Risk-Adjusted Performance

Very Weak

 
Weak
 
Strong
Over the last 90 days ICU Medical has generated negative risk-adjusted returns adding no value to investors with long positions. Despite latest unsteady performance, the Stock's basic indicators remain strong and the recent confusion on Wall Street may also be a sign of long-lasting gains for the firm traders.

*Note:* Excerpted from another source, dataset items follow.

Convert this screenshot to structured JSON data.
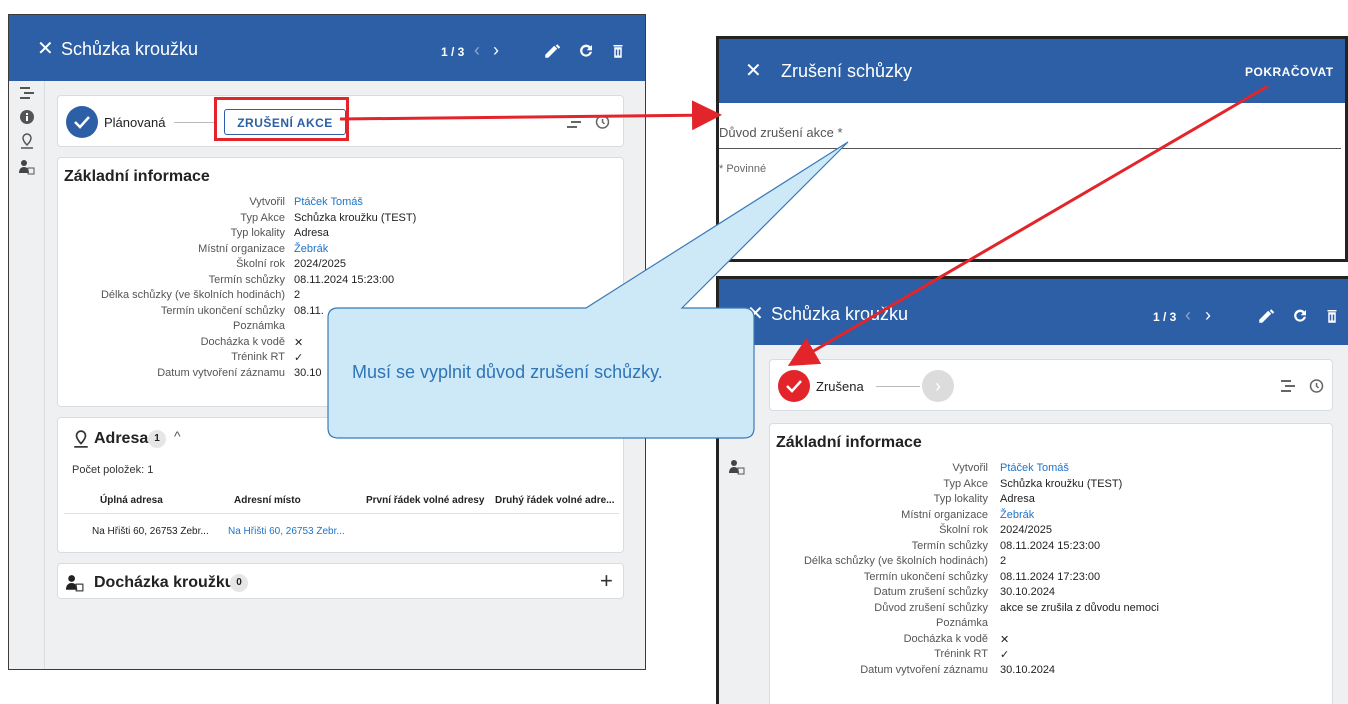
{
  "left": {
    "title": "Schůzka kroužku",
    "pager": "1 / 3",
    "status": {
      "label": "Plánovaná",
      "action_button": "ZRUŠENÍ AKCE"
    },
    "basic_info": {
      "title": "Základní informace",
      "rows": [
        {
          "label": "Vytvořil",
          "value": "Ptáček Tomáš",
          "link": true
        },
        {
          "label": "Typ Akce",
          "value": "Schůzka kroužku (TEST)"
        },
        {
          "label": "Typ lokality",
          "value": "Adresa"
        },
        {
          "label": "Místní organizace",
          "value": "Žebrák",
          "link": true
        },
        {
          "label": "Školní rok",
          "value": "2024/2025"
        },
        {
          "label": "Termín schůzky",
          "value": "08.11.2024 15:23:00"
        },
        {
          "label": "Délka schůzky (ve školních hodinách)",
          "value": "2"
        },
        {
          "label": "Termín ukončení schůzky",
          "value": "08.11."
        },
        {
          "label": "Poznámka",
          "value": ""
        },
        {
          "label": "Docházka k vodě",
          "value": "✕"
        },
        {
          "label": "Trénink RT",
          "value": "✓"
        },
        {
          "label": "Datum vytvoření záznamu",
          "value": "30.10"
        }
      ]
    },
    "address": {
      "title": "Adresa",
      "count": "1",
      "items_count": "Počet položek: 1",
      "columns": [
        "Úplná adresa",
        "Adresní místo",
        "První řádek volné adresy",
        "Druhý řádek volné adre..."
      ],
      "row": [
        "Na Hřišti 60, 26753 Žebr...",
        "Na Hřišti 60, 26753 Žebr...",
        "",
        ""
      ]
    },
    "attendance": {
      "title": "Docházka kroužku",
      "count": "0",
      "add": "+"
    }
  },
  "dialog": {
    "title": "Zrušení schůzky",
    "continue": "POKRAČOVAT",
    "reason_placeholder": "Důvod zrušení akce *",
    "required_note": "* Povinné"
  },
  "right": {
    "title": "Schůzka kroužku",
    "pager": "1 / 3",
    "status": {
      "label": "Zrušena"
    },
    "basic_info": {
      "title": "Základní informace",
      "rows": [
        {
          "label": "Vytvořil",
          "value": "Ptáček Tomáš",
          "link": true
        },
        {
          "label": "Typ Akce",
          "value": "Schůzka kroužku (TEST)"
        },
        {
          "label": "Typ lokality",
          "value": "Adresa"
        },
        {
          "label": "Místní organizace",
          "value": "Žebrák",
          "link": true
        },
        {
          "label": "Školní rok",
          "value": "2024/2025"
        },
        {
          "label": "Termín schůzky",
          "value": "08.11.2024 15:23:00"
        },
        {
          "label": "Délka schůzky (ve školních hodinách)",
          "value": "2"
        },
        {
          "label": "Termín ukončení schůzky",
          "value": "08.11.2024 17:23:00"
        },
        {
          "label": "Datum zrušení schůzky",
          "value": "30.10.2024"
        },
        {
          "label": "Důvod zrušení schůzky",
          "value": "akce se zrušila z důvodu nemoci"
        },
        {
          "label": "Poznámka",
          "value": ""
        },
        {
          "label": "Docházka k vodě",
          "value": "✕"
        },
        {
          "label": "Trénink RT",
          "value": "✓"
        },
        {
          "label": "Datum vytvoření záznamu",
          "value": "30.10.2024"
        }
      ]
    }
  },
  "callout": {
    "text": "Musí se vyplnit důvod zrušení schůzky."
  },
  "colors": {
    "header": "#2c5fa5",
    "accent_red": "#e3242b",
    "link": "#1d74c9",
    "callout_fill": "#cde8f6"
  },
  "icons": [
    "close-icon",
    "chevron-left-icon",
    "chevron-right-icon",
    "pencil-icon",
    "refresh-icon",
    "trash-icon",
    "check-icon",
    "workflow-icon",
    "history-icon",
    "info-icon",
    "map-pin-icon",
    "person-check-icon",
    "chevron-up-icon"
  ]
}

Hologic and ICU Medical Volatility Contrast

   Predicted Return Density   
       Returns  

Pair Trading with Hologic and ICU Medical

The main advantage of trading using opposite Hologic and ICU Medical positions is that it hedges away some unsystematic risk. Because of two separate transactions, even if Hologic position performs unexpectedly, ICU Medical can make up some of the losses. Pair trading also minimizes risk from directional movements in the market. For example, if an entire industry or sector drops because of unexpected headlines, the short position in ICU Medical will offset losses from the drop in ICU Medical's long position.
The idea behind Hologic and ICU Medical pairs trading is to make the combined position market-neutral, meaning the overall market's direction will not affect its win or loss (or potential downside or upside). This can be achieved by designing a pairs trade with two highly correlated stocks or equities that operate in a similar space or sector, making it possible to obtain profits through simple and relatively low-risk investment.
Check out your portfolio center.
Note that this page's information should be used as a complementary analysis to find the right mix of equity instruments to add to your existing portfolios or create a brand new portfolio. You can also try the Bonds Directory module to find actively traded corporate debentures issued by US companies.